We’re planning some tree work, and it struck me that trees might top my list of expenses we didn’t anticipate.
Every other home ad seems to tout “wooded lot!” But tree work is expensive: Having a couple of trees removed can easily equal a monthly house payment.
When you buy your first house, nobody ever warns you about tree bills.
Never miss a local story.
There’s limitless online advice for first-time buyers, tallying up all the expenses that come with home ownership. Lots of the tips are good.
There’s maintenance, plus lawn care and pest control. Even if you tackle many jobs yourself, you’ll need tools and supplies.
Homeowner association fees. Don’t forget those. I’ve seen agents and brokers explain HOA fees to prospective first-time buyers – and watched eyes in the audience get bigger and bigger.
HOA fees come at regular intervals, but assessments don’t.
Condo and townhouse assessments often are for things you’d spend on if you owned a single-family home, it’s just that someone else is making decisions about the amount and timing. (And those board members don’t care that you just bought a new leather sofa for your living room.)
I don’t remember ever seeing anything specifically about the cost of removing trees.
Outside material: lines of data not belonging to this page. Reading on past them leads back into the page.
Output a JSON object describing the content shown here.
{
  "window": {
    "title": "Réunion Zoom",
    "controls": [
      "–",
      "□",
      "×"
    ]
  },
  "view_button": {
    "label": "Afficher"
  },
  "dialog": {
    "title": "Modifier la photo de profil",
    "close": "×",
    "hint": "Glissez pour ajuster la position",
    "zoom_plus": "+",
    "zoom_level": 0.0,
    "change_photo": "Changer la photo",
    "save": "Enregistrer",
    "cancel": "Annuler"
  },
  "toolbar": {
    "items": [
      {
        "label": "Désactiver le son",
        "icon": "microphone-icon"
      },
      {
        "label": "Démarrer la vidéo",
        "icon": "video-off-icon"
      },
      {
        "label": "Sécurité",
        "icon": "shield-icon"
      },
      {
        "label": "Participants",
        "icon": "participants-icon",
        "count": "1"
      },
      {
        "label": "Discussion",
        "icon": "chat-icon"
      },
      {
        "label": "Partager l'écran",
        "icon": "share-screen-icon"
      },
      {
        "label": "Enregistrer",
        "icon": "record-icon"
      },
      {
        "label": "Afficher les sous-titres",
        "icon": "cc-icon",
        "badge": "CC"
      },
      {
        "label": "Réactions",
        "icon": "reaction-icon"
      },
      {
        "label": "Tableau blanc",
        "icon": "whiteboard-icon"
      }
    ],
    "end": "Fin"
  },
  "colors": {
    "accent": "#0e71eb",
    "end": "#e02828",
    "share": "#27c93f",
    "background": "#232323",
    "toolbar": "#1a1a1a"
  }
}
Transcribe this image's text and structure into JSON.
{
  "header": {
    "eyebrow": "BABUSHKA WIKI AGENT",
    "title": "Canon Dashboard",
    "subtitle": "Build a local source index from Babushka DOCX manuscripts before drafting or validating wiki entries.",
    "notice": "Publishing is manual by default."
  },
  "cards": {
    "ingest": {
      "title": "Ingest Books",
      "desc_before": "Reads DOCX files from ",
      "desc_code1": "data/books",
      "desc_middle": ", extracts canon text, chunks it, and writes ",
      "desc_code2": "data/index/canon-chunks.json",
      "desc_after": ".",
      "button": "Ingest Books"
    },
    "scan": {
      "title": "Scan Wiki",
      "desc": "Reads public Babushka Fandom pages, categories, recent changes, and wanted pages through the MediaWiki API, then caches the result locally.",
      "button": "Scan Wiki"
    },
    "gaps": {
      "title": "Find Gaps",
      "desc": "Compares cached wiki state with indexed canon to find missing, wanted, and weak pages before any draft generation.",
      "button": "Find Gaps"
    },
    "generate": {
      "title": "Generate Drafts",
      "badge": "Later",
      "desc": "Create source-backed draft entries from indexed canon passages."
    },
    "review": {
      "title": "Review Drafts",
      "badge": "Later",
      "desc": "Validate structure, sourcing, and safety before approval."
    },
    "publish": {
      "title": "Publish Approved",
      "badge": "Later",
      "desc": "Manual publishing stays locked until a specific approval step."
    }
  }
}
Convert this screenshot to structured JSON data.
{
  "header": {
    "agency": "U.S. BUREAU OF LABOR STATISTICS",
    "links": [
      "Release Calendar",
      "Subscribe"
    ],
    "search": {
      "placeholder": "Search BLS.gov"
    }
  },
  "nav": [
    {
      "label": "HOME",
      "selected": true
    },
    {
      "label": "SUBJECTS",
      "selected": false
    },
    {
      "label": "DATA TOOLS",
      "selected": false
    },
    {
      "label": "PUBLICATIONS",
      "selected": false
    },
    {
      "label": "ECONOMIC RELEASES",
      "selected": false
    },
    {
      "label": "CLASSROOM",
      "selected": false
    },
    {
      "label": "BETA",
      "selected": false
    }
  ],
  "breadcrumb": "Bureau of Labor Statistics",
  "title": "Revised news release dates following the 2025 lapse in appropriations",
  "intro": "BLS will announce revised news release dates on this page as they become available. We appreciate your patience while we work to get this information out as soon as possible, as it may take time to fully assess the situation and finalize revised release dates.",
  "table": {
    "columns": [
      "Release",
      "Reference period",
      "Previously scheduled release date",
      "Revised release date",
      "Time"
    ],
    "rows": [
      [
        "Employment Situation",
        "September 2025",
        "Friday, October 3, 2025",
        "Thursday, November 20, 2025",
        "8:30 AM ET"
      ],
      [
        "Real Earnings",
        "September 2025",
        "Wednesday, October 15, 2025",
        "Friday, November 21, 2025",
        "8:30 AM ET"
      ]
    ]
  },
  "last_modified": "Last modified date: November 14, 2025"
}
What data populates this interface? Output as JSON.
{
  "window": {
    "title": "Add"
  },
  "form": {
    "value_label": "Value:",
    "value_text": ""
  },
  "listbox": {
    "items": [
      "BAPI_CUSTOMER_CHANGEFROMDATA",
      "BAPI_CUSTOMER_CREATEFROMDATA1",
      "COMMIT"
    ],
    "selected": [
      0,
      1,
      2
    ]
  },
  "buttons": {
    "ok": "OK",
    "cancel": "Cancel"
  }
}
And I’ve never read much at length about the differences between those expenses that come at regular intervals, like insurance and taxes, and those that always seem to show up in the middle of the night at Christmas – like leaking hot water heaters.
The differences are important. You can budget for those regular expenses, even if they’re a stretch. For the surprise ones, well, create an emergency reserve fund – and cross your fingers.
Trees fall somewhere in between. They’re expensive, but – unless they topple onto your house – you typically have some control over when you write the checks.
Anyway, the point here is not to terrify prospective first-time buyers, but to help them.
So, what expenses would you counsel them to be sure to plan for? Any that sneaked up on you? What other budgeting advice would you offer?